At Some Elevation by William Doreski

At Some Elevation

The North Pack Monadnock cairn
poses in stolid, weathered calm.
Spruce-growth obstructs the view.

Years ago, I could look far west
from here and trace the highway
worming over a complacency

of panoramic contour and mist
bourgeois enough for Europe.
But now only a narrow prospect

slots in a crease in the tree-line.
Crows racket in the foliage.
Their cries sound like machinery

gone bad. The weave of spruce
repels the persistent wind.
Except where the trail hacks through,

it’s a solid mesh of will-to-live.
Some geological deity
placed this mountain just where needed

to rough and tease the landscape.
That same deity placed the first stone
on the cairn.
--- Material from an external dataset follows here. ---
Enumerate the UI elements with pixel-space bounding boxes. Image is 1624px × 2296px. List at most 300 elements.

Then Thoreau arrived

and placed another. In the dark,
those stones engendered more stones,
and now the cairn is breathing

like the tomb of a Pharaoh yet
to be looted. I look at myself,
sweaty and rumpled from climbing,

and pity the creature I dragged
so heavily up the rocky trail,
risking bone-breaks on icy smears

black against the dominant gray.
I’d like to stay all night and watch
the moon tickle across the spruce-tops,

but I’d get so hungry and lonely
that when the cairn rustled to life
I’d hardly notice. And when its bulk

poured over me I’d think rain
had come to refresh and crush me
with absolute and painless dark.

by William Doreski

Twitter: @wdoreski

Editor’s Note: The startling sonic imagery of this poem (“machinery // gone bad”) highlights the similes and metaphors beautifully.

Comments

One response to “At Some Elevation by William Doreski”

  1. Jill Clark Avatar

    Thank you for revealing Thoreau’s relationship with this mountain. In my studies of him, I remember he said the Indians would only climb so high to not affront the face of God.